En un hecho que pone de relieve las profundas falencias del sistema de salud mental y la contención de adicciones en la región, una vecina de Federación decidió romper el silencio y ganar la calle. Patricia, madre de Lucio (24), se presentó este martes frente al Centro Cívico para visibilizar el calvario que vive su familia desde hace casi dos décadas.
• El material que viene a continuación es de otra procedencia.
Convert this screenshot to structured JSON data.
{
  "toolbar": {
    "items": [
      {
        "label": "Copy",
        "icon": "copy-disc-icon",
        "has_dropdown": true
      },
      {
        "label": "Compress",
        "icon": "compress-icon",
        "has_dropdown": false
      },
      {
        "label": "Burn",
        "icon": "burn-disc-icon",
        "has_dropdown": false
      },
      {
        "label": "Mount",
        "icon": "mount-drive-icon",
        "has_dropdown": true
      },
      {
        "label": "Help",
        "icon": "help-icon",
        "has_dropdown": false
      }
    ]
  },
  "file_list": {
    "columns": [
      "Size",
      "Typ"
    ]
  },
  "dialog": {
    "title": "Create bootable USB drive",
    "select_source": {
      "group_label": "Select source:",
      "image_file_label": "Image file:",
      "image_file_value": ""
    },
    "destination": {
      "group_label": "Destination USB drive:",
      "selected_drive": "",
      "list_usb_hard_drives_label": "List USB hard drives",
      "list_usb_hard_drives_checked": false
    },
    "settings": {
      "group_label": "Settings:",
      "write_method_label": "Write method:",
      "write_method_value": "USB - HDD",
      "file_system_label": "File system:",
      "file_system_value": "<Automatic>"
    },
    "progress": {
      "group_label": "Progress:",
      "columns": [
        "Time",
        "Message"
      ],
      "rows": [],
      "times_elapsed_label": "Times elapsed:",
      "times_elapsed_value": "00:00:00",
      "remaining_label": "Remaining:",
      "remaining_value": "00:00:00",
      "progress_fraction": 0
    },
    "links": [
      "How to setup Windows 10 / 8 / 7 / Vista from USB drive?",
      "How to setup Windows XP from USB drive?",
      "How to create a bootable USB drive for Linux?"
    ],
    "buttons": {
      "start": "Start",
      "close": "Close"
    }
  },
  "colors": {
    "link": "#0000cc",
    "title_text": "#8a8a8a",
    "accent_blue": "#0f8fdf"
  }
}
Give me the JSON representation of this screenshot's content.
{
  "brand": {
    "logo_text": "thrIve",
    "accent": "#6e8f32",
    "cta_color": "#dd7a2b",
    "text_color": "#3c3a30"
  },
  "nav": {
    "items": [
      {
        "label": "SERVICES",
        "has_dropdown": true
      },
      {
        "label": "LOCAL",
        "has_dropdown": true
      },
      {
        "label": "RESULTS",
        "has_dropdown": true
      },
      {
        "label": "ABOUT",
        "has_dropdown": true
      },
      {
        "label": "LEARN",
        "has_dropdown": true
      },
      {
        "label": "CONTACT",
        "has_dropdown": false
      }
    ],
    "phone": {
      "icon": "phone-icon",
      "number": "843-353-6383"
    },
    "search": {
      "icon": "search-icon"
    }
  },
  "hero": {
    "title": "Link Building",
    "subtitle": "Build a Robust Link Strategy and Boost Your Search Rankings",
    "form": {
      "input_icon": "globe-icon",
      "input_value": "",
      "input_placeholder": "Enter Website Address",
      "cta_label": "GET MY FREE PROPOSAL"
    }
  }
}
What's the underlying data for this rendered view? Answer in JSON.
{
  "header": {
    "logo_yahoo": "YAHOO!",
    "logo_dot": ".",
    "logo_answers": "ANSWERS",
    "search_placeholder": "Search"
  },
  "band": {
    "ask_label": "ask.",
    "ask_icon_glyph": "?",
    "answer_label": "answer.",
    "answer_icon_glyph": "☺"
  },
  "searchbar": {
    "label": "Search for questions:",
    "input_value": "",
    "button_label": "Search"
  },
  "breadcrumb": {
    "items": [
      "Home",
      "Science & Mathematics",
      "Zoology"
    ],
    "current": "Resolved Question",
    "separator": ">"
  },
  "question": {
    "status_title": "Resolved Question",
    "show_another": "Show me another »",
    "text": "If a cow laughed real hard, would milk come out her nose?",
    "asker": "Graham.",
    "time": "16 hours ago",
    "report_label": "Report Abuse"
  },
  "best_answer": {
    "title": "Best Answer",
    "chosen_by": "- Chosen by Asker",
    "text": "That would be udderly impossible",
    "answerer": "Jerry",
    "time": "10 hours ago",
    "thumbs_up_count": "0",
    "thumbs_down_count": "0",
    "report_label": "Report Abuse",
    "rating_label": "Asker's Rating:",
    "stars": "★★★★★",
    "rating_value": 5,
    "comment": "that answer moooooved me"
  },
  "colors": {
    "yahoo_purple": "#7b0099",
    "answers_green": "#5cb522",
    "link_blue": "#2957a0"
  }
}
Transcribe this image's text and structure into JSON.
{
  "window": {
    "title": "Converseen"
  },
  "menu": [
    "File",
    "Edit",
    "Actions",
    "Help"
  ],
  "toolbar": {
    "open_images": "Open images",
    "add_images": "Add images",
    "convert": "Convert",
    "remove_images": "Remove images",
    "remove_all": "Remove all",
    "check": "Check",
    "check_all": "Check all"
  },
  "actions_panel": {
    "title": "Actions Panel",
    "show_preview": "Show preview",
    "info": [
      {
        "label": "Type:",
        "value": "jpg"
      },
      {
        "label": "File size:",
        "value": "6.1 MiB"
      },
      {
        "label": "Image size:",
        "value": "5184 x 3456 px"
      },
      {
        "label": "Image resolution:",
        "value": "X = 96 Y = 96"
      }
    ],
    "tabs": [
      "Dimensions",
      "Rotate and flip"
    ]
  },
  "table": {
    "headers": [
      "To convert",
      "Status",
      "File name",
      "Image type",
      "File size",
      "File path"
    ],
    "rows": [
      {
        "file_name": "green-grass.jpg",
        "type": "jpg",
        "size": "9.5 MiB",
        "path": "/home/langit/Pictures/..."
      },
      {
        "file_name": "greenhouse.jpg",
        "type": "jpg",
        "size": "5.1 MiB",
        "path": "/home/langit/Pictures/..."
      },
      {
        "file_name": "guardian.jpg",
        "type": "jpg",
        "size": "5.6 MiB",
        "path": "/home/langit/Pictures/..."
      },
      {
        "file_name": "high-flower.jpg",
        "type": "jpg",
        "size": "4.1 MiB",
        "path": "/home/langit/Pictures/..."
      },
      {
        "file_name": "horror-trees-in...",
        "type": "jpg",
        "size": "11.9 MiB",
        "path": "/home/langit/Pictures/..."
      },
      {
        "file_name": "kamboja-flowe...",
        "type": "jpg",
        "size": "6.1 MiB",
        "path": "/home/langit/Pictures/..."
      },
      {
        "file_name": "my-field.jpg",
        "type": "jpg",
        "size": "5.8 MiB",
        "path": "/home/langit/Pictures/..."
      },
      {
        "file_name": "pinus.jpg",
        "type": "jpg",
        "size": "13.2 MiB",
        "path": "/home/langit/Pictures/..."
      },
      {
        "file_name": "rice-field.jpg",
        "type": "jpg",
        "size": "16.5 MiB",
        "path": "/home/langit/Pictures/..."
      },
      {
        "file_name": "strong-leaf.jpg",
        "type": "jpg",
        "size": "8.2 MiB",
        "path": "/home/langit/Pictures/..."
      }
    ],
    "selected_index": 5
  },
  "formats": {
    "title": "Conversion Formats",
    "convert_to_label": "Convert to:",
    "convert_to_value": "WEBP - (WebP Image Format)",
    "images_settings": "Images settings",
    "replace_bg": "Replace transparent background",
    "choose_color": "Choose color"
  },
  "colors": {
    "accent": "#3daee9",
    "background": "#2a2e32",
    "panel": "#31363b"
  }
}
Lucio, un joven cuyo nombre es tristemente célebre en la ciudad por reiterados delitos contra la propiedad, padece diagnósticos de bipolaridad y esquizofrenia desde los 12 años. Según su madre, el cuadro se ha vuelto incontrolable debido al consumo de estupefacientes y a la falta de un tratamiento psiquiátrico sostenido.
«Lavado de manos total»
En diálogo con Radio UNO, el único medio presente en el lugar, Patricia relató que tras intensas gestiones se logró que su hijo fuera trasladado a la Colonia Psiquiátrica de Federal. Sin embargo, su temor es que la historia se repita: «A mí no me asegura nada que esté internado hoy; temo que en unos días le den el alta y estemos en la misma situación. Quiero una respuesta concreta, que me digan que se queda un año o dos, lo que sea necesario», expresó con crudeza.
La mujer fue tajante respecto a la peligrosidad de la situación: “Lo digo con todo el dolor de mamá: prefiero verlo encerrado a que mi hijo mate o que alguien me lo mate. Yo hasta a los médicos les pedía que le dieran una medicación que lo durmiera para tenerlo en mi casa y que no salga a hacer desastres”.
Un sistema que mira hacia el costado
La convocatoria, que originalmente preveía una marcha hasta el hospital local, se vio limitada por la escasa presencia de vecinos, aunque contó con el acompañamiento de los concejales Claudio Gómez y Odalis Burna.
Patricia denunció una «dejadez» histórica por parte de los profesionales y el sistema judicial:
Falta de recursos: Recordó que desde los 6 años debe viajar a Concordia para tratarlo por la carencia de especialistas en Federación.
Burocracia legal: El debate también rozó las dificultades que impone la actual Ley de Salud Mental, que muchas veces traba las internaciones involuntarias incluso cuando hay riesgo para sí o para terceros.
Falta de seguimiento: «Es un lavado de manos total. Antes me decían que no había cama, y de golpe aparece una. Siento que esperan a que pase una tragedia para actuar», sentenció.
«No somos desechos, tenemos derechos»
Pese a haber atravesado recientemente una cirugía compleja que le impide estar mucho tiempo de pie, Patricia leyó un manifiesto frente a la sede municipal. En sus párrafos más sentidos, reclamó que los funcionarios «actúen a la altura de los acontecimientos» y subrayó: “Marchamos pidiendo por una mejor salud mental; no somos desechos, tenemos derechos”.
El caso de Lucio es el reflejo de una problemática que, según cronistas locales, se suele «esconder debajo de la alfombra». Hoy, la esperanza de esta madre es que la internación en Federal no sea un «parche» más, sino el inicio de un tratamiento serio que le devuelva la paz a su hijo y seguridad a la comunidad de Federación.